MVV
Viertes Jahr in Folge mit Ergebnissteigerung

12.12.2018 Das Mannheimer Energieunternehmen MVV konnte sein Jahresergebnis im abgelaufenen Geschäftsjahr 2018 (1. Oktober 2017 – 30. September 2018) bereits zum vierten Mal in Folge steigern.

Ralf Klöpfler, Dr. Georg Müller und Dr. Hansjörg Roll vom MVV-Vorstand blicken auf ein positives Geschäftsjahr zurück.
© Foto: Martin Hirschmann
Ralf Klöpfler, Dr. Georg Müller und Dr. Hansjörg Roll vom MVV-Vorstand blicken auf ein positives Geschäftsjahr zurück.

Nach den Worten des MVV-Vorstandsvorsitzenden Dr.

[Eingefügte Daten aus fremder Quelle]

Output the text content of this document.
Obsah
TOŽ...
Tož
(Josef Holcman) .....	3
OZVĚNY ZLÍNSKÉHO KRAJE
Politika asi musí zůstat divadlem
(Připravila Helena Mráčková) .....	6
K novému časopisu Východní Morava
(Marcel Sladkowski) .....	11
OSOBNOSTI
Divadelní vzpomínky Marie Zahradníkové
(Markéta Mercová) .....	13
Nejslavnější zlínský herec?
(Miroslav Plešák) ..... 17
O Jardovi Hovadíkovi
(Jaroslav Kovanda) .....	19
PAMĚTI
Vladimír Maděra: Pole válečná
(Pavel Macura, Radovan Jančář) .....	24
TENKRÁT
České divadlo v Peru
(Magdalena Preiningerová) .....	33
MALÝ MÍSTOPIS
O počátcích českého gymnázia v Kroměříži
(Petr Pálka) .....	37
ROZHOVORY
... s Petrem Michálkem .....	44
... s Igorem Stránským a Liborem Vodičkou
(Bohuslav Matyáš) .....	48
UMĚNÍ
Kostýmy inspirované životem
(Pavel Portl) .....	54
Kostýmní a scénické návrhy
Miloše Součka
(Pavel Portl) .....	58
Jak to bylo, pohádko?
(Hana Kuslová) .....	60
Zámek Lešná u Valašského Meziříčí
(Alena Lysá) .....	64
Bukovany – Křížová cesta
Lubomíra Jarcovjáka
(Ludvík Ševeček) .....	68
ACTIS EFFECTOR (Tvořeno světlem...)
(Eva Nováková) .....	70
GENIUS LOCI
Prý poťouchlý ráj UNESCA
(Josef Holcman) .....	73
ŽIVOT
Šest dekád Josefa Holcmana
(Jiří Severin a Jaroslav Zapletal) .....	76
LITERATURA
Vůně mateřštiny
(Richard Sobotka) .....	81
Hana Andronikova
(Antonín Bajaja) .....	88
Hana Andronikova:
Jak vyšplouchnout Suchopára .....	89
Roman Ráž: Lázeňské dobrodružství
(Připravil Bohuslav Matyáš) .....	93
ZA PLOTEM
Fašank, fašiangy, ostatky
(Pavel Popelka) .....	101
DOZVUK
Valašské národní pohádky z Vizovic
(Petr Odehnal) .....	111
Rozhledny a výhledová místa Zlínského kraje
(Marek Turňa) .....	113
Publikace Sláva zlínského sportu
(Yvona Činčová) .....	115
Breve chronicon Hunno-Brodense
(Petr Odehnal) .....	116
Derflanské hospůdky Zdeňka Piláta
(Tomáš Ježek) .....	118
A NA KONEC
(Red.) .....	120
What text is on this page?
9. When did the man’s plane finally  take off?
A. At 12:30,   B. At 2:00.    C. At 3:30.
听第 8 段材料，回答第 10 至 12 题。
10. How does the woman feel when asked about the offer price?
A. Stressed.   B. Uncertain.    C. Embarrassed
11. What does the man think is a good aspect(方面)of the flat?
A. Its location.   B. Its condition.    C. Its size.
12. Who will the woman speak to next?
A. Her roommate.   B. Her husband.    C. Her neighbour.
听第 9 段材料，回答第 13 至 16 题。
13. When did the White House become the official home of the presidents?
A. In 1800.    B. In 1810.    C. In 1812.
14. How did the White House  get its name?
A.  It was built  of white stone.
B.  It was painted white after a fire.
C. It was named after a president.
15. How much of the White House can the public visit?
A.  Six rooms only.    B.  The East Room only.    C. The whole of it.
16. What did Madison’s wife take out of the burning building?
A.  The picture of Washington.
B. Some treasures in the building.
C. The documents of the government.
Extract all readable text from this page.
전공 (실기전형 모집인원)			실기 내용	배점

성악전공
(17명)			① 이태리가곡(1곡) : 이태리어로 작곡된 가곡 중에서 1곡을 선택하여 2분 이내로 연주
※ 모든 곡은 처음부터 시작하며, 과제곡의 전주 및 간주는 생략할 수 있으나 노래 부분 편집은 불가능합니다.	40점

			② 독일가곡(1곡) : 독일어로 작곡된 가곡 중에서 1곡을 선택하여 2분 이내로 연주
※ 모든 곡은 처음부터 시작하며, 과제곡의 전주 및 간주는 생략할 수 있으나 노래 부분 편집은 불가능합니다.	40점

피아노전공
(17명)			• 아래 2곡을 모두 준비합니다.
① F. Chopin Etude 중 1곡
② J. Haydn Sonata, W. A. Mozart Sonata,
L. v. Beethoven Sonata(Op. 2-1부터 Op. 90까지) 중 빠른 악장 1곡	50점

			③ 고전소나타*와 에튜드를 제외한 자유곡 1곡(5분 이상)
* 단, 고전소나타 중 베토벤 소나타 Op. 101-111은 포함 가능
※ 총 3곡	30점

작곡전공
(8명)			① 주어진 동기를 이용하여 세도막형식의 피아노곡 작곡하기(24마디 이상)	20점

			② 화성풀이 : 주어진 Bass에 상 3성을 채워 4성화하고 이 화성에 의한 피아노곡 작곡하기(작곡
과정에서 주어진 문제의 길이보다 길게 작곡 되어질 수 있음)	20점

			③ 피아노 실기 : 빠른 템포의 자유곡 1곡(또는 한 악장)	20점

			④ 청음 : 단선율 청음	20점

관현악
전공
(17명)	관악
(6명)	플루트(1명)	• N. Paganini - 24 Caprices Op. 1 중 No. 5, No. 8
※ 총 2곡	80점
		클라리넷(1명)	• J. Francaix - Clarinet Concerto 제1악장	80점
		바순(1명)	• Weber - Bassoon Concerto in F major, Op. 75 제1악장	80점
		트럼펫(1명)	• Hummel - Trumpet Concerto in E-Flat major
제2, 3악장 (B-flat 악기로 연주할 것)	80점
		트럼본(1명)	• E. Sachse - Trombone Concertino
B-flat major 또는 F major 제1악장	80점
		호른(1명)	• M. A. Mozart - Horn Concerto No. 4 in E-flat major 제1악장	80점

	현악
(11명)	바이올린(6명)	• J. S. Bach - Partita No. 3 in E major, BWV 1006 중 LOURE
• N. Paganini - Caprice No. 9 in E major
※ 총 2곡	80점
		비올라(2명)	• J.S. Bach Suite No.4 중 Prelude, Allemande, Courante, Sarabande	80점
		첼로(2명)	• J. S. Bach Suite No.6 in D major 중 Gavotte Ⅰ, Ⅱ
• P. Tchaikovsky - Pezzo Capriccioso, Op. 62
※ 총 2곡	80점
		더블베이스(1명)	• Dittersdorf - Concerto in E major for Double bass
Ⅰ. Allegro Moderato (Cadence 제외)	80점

Georg Müller zahlt sich damit die konsequente Ausrichtung des Unternehmens auf die erfolgreiche Umsetzung der Energiewende aus. Die Unternehmensgruppe werde auch in den kommenden Jahren in den weiteren Ausbau der erneuerbaren Energien, die Stärkung der Energieeffizienz durch die umweltfreundliche Fernwärme und die Entwicklung neuer Geschäftsmodelle investieren, betonte Dr. Müller auf der diesjährigen Bilanz-Pressekonferenz des Unternehmens in Frankfurt: „Die Aufgaben der Energiewende, die vor uns liegen, sind anspruchsvoll, und das Umfeld bleibt dynamisch. Wir sind davon überzeugt, dass wir strategisch richtig aufgestellt sind, um den Wandel als Chance zu nutzen und mit der Energiewende langfristig wachsen zu können.“

Auch im zurückliegenden Geschäftsjahr 2018 hat das Unternehmen seine eigene Zielvorgabe vom Jahresbeginn erreicht. So liegt das operative Ergebnis (Adjusted EBIT) im Geschäftsjahr 2018 mit einem Plus von zwei Prozent auf 228 Millionen Euro leicht über dem Vorjahr. Die Umsatzerlöse von über 3,9 Milliarden Euro sind nahezu wieder auf dem hohen Niveau der letzten Vorjahre. Unter dem Strich hat MVV den bereinigten Jahresüberschuss nach Fremdanteilen mit 94 Millionen im Vergleich zum Vorjahr um eine Million Euro gesteigert.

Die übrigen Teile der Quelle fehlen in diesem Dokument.